Sur la rive gauche de l'Hérault, quelques traces de la route d'Annibal sont encore visibles aujourd'hui, principalement dans le canton de Florensac. L'ensemble de ces fragments porte, dans le pays, le nom de chemin de la Reine Juliette[68]. De Saint-Thibery à Mèze (Mesua[69]) l'armée carthaginoise n'avait à franchir aucun obstacle sérieux : aussi arriva-t-elle rapidement sur l'étang de Thau[70], dont elle côtoya le bord septentrional jusqu'à Balaruc[71]. De là, passant au nord de la Gardiole et de la route impériale n° 87, elle traversa les territoires de Loupian[72], Poussan, Montbazin (Forum Domitii[73]), Cournon-le-Sec et Cournon-Terral.

Ici encore la tradition place une anecdote que le ton du style historique ne permettrait point de rapporter, si, en l'absence de documents précis, il n'était important de tenir compte des légendes, même les plus douteuses, tous droits de critique réservés. Ces récits, d'une authenticité contestable, font voir au moins combien le souvenir d'Annibal s'est profondément implanté dans l'esprit des populations. L'armée carthaginoise, épuisée de fatigue, était arrivée à Cournon-Terral, et les soldats insistaient, dit-on, pour y prendre un long repos, pour y faire au moins une grande halte. — Eh ! pourquoi pas ? aurait ironiquement répondu le jeune général, impatient d'arriver au but (cur non ? d'où la dénomination du village de Cournon), et les colonnes d'Annibal auraient aussitôt dû se remettre en marche.

Elles passèrent le ruisseau du Coulazzou sur le pont de la Cordelot, traversèrent le territoire des communes de Fabrègues, Saussan, Juvignac, et entrèrent sur celui de Montpellier.

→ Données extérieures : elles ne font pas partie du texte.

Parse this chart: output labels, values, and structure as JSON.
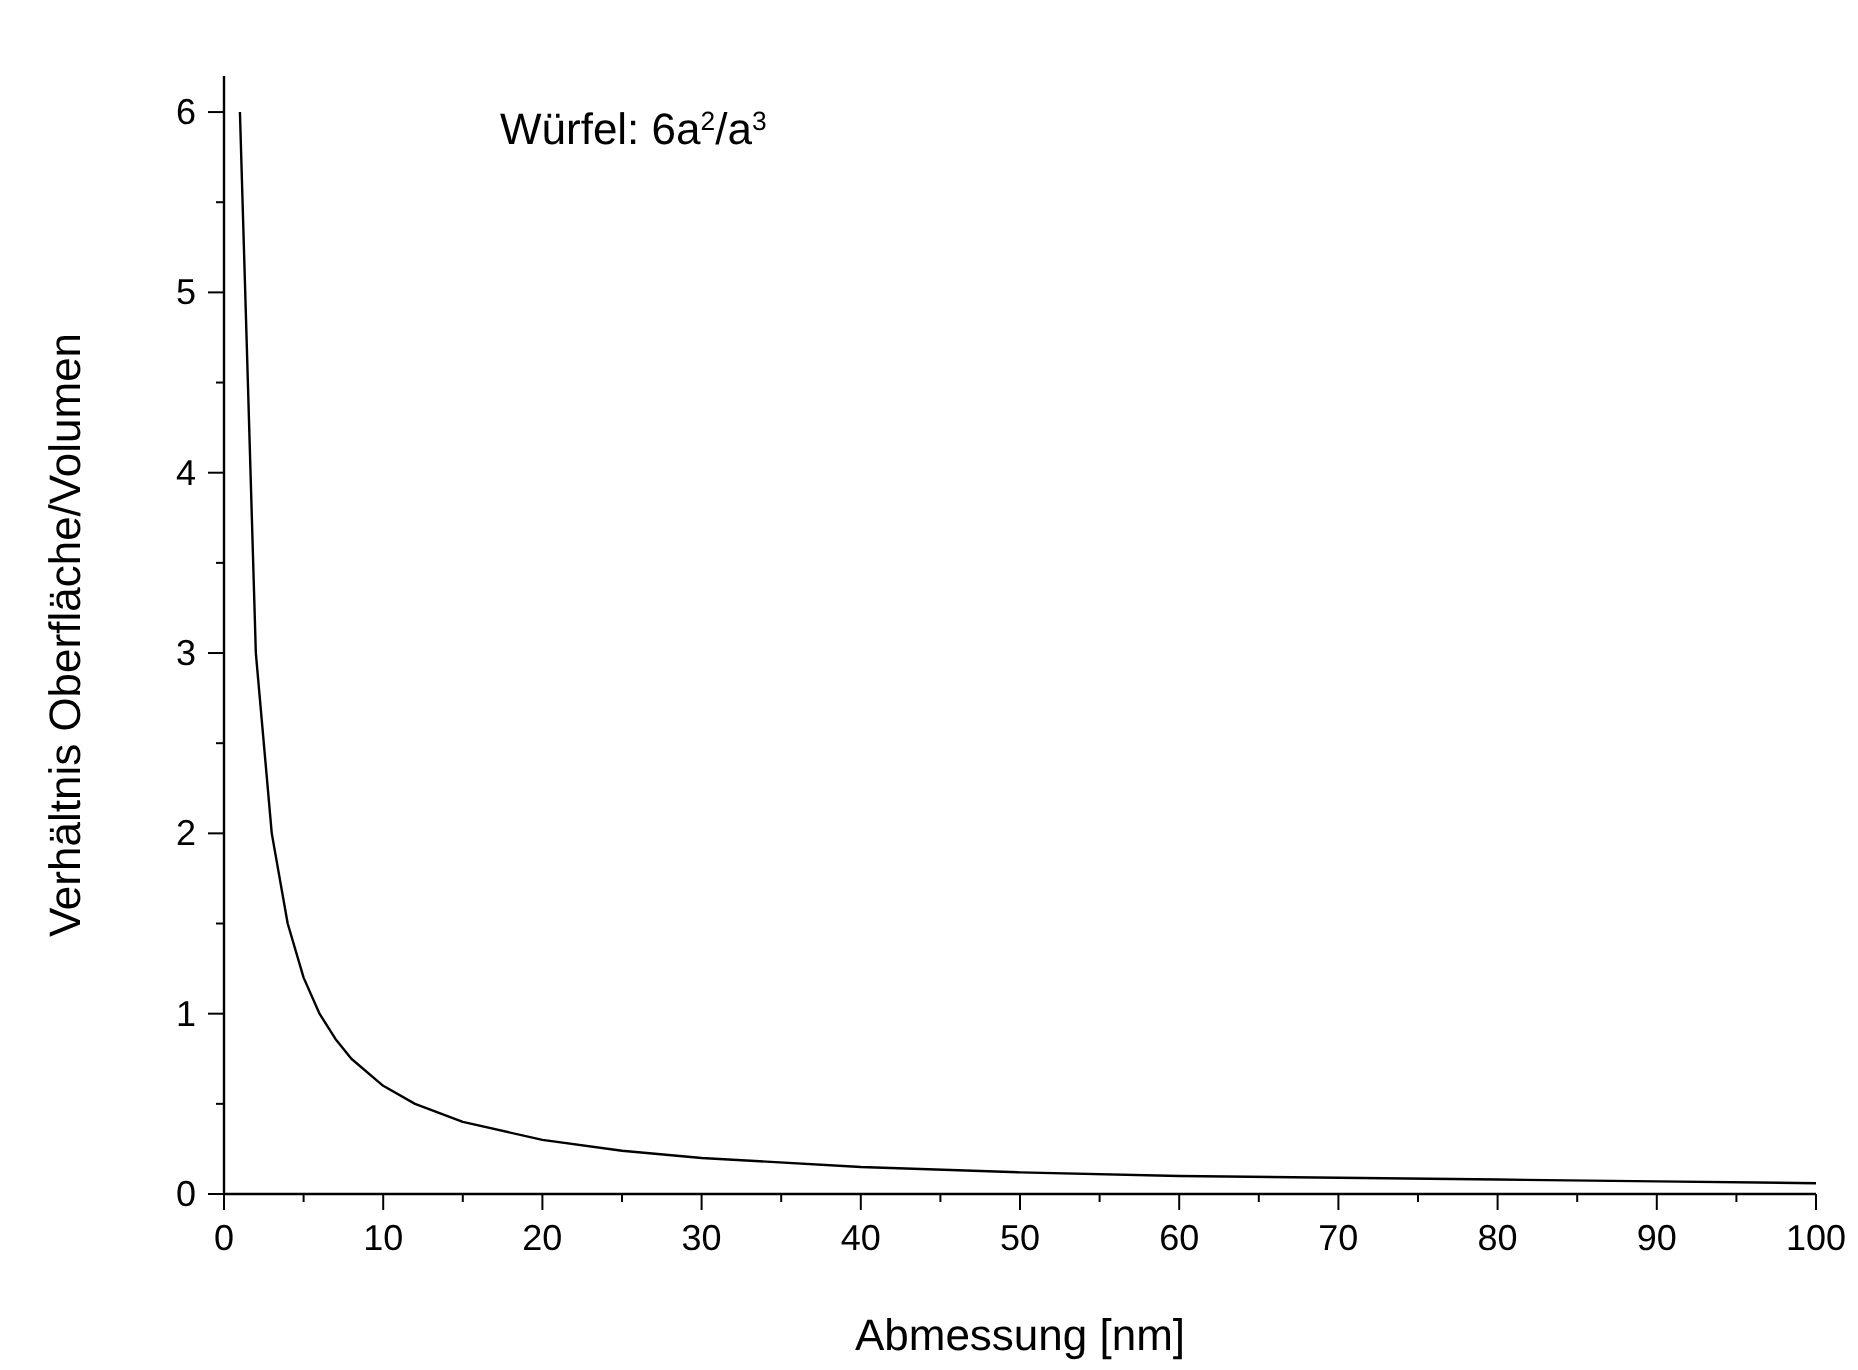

Là se trouvait la sixième station de la voie romaine, et l'on croit en reconnaître des vestiges sur un mamelon voisin du Lez, un peu au-dessus de Castelnau (Sextantio[74]). On y fit halte, et l'on poursuivit par le territoire des communes de Vendargues et de Castries. La Carte de France au 80.000e indique le tracé de cette voie romaine, qui touche aux limites des communes de Saint-Brès et de Valergues, et continue par Verargues, Saturargues et Villetelle, sous le nom de chemin de la Monnaie (camine de la Mounède, cami Moulares, via Moneta)[75].

Passant ensuite le Vidourle à Saint-Ambroix (Ambrussum), et s'arrêtant à Huchau (Icabo[76]), l'armée carthaginoise alla prendre gîte à Nîmes (Nemausus)[77].

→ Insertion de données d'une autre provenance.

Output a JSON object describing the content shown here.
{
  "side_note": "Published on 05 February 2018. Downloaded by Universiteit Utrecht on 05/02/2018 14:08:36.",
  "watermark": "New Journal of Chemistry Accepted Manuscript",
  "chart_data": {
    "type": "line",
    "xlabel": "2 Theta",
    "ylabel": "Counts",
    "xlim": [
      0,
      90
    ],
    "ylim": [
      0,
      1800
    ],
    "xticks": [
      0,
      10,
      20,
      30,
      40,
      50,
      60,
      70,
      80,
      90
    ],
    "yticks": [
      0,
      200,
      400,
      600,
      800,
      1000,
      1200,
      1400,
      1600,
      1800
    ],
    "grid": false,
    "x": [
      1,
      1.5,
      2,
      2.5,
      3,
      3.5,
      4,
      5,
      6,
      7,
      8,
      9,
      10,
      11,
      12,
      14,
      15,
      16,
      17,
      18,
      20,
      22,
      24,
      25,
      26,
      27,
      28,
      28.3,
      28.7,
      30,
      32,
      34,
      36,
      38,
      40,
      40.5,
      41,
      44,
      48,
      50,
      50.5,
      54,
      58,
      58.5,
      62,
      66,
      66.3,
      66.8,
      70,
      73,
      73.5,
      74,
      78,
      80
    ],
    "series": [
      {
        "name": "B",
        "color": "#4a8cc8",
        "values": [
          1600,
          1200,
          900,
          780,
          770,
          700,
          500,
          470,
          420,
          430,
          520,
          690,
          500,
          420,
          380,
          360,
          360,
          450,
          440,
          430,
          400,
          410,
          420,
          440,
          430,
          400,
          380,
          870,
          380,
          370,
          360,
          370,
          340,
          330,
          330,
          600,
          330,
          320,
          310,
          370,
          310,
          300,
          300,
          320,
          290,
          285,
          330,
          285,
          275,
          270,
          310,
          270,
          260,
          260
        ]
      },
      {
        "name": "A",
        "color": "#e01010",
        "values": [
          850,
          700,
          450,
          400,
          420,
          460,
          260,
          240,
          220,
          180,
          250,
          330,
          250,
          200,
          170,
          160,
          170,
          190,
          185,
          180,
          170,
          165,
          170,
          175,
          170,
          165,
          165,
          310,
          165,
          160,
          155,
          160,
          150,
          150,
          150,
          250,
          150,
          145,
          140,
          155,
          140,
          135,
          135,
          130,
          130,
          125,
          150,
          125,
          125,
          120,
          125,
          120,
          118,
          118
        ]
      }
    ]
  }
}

A Nîmes s'arrêtait la vieille voie phénicienne qui servit plus tard d'assiette à la via Domitia, et le général carthaginois avait à se frayer une route. Il est probable qu'il ne s'écarta guère de celle de Nîmes à Remoulins, par Besouce et Saint-Bonnet. A Remoulins il passa le Gardon, et, inclinant un peu à l'est, il piqua droit sur Rochefort, par le pied des hauteurs d'Estezargues et de la Crompe.

Annibal contourna ensuite la base du plateau de la forêt de Malmont, laissa Tavel à sa gauche et défila lestement entre Aqueria et la forêt de Clary. Enfin, du point où s'élève aujourd'hui la chapelle de Saint-Agricol, il put montrer le camp de Roquemaure à ses soldats.

Il était sur le Rhône !

S'il est quelque chose de certain dans l'histoire de l'expédition d'Annibal, c'est ce fait qu'il suivit, de Perpignan à Nîmes, l'itinéraire que nous venons de retracer. Si les Carthaginois étaient passés seulement derrière le premier rideau des hauteurs qui courent au fond des plaines du Languedoc, Polybe aurait-il dit qu'ils laissèrent toujours à droite la Méditerranée ? On ne saurait imaginer une autre route que celle qui vient d'être décrite, et, cependant, Withaker a eu la hardiesse de proposer un tracé par les Cévennes. Emporté par un besoin de merveilleux dont le génie britannique ne sent que bien rarement l'aiguillon, cet esprit inventeur conduit Annibal de Perpignan à Carcassonne, de Carcassonne à Lodève, de Lodève au Vigan, et du Vigan, enfin, à Loriol. Pour s'expliquer une erreur aussi étrange, on a besoin, dit de Lavalette[78], de se souvenir que l'auteur écrivait son livre à Ruan-Langhorne, dans le comté de Cornwall. Non-seulement Withaker n'avait pas vu les lieux, mais il s'était forgé, dans le silence du cabinet, une très-fausse idée des moyens de l'expédition. Il crut qu'Annibal avait dû dérober sa marche et passer par les Cévennes, afin de n'éveiller ni les soupçons des Romains, ni ceux des colonies grecques du littoral. Rien n'est plus contraire au vrai sens des opérations du grand capitaine. Il a, dit Napoléon[79], traversé le bas Languedoc non loin de la mer... Sa marche a été celle d'un voyageur... il a pris la route la plus courte...

 

 

 



[1] Tet-ou-seg, nation en deçà du Tet. Le Tet servait, en effet, de limite territoriale aux Volkes Tectosages.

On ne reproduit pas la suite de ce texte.